The history of the Geneva Conventions dates back to 1864 when, following multiple wars in numerous countries, there was an international consensus that battlefield behavior had to have limitations.  Even though U.S. General William T. Sherman famously declared that “War is Hell,” many people believed that certain acts are so horrendous, they must be forbidden—even in war. So various nations began discussions on the limits of war.  The name “Geneva” was applied to the agreements in 1906 (to distinguish those agreements from agreements entered into in The Hague, the so-called “Hague Conventions”) when 35 nations met in conference in Geneva, Switzerland, to agree on a broad set of laws of war.  Over the years, more nations have agreed to the rules of the Conventions, and they have been continually updated—most notably in 1949 and again in 1977.

To be a victim of a war crime, the alleged victim must be a protected person under one of four categories of the Geneva Conventions (GC). GC I, II, and III apply to military troops.  GC IV applies to civilians and unlawful combatants.  For example, the Conventions agreed upon in 1949 added protections for military chaplains, medical personnel and facilities, as well as wounded and sick civilians traveling with the military.  In 1977, protections were added for journalists.

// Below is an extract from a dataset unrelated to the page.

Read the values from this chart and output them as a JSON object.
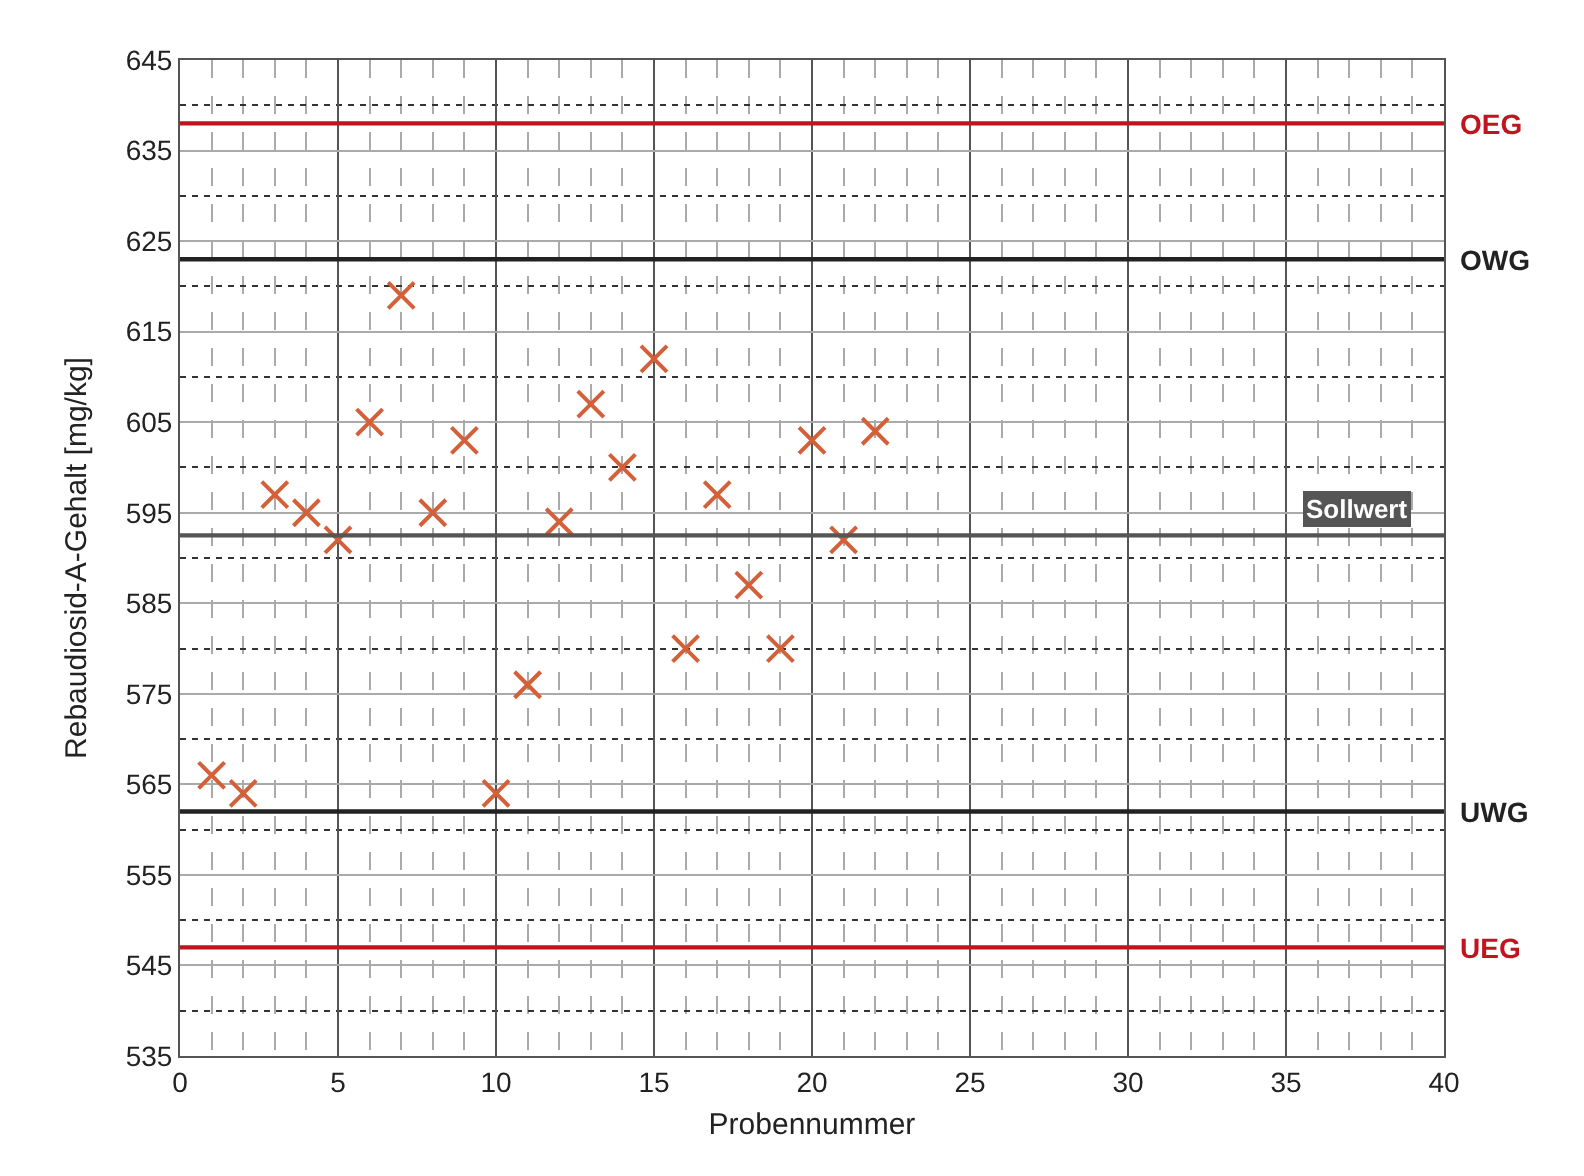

Prosecution for war crimes requires the existence of an armed conflict—a declared war is not necessary.  The perpetrator must also be aware of the conflict.  However, ignorance of the specific provisions of the Laws of Armed Conflict, the rules, is not a defense for the commission of war crimes.  A person need not be aware of the Geneva Conventions to be charged, tried, and found guilty of a war crime.

The specific possible violations of the laws of war are a rather long and detailed list.  If reports are accurate, Russia is guilty of many of these.  The forbidden acts in a war include torture, mutilation, rape, biological experiments, and unlawfully deporting or transferring people impacted by the conflict.  Intentionally targeting civilians, non-combatants, peacekeepers, and humanitarian aid workers are clear, stated violations.  In war, all sides must make good faith efforts to provide and honor safe passage for civilians to flee the affected area or provide for those who cannot flee by allowing the Red Cross and other non-combatant agencies access to care for the civilians. 

Intentionally killing or wounding lawful combatants (soldiers) after they have surrendered is against the laws of war.  Intentionally attacking civilian facilities such as schools, hospitals, and churches is a violation—unless the building is being used by the enemy to actively engage in combat.  Intentionally firing on ambulances, clinics, or hospitals is also against the law—as well as trying to sink hospital ships—provided that such facilities are not being used by the enemy for combat purposes.  Under these international agreements, all sides are required by law to rescue those who are shipwrecked in a conflict.

The rules of war dictate what can and cannot be done in a conflict.  They aim to protect civilians and others who are not fighting in the conflict and to place limits on the brutality and violence that is a part of war.  It sets limits on weapons and tactics.  It forbids certain categories of people and buildings as legitimate targets. 

Sometimes war is required to protect human rights, freedom, or national sovereignty.  War, always regrettable, is sometimes necessary.  But contrary to the familiar adage, all is NOT fair in love and war.

The purpose of the rules in an armed conflict is to take what is incredibly violent and horrible—shocking to the human eye and to the conscience—and place limits on the actions by all parties involved.  War is ugly and cruel.  By design, people are killed and wounded.  Others are displaced or taken captive.  That is the nature of war.  But because war is so horrible, there must be limits.

What is going on in Ukraine is beyond the pale.  It must stop. There is clear evidence that Russian forces have intentionally targeted civilians, intentionally targeted protected facilities not being used for combatant purposes (like hospitals and churches), and intentionally terrorized civilians.  Those who commit such atrocities must be held accountable by the international community and by all civilized people and nations.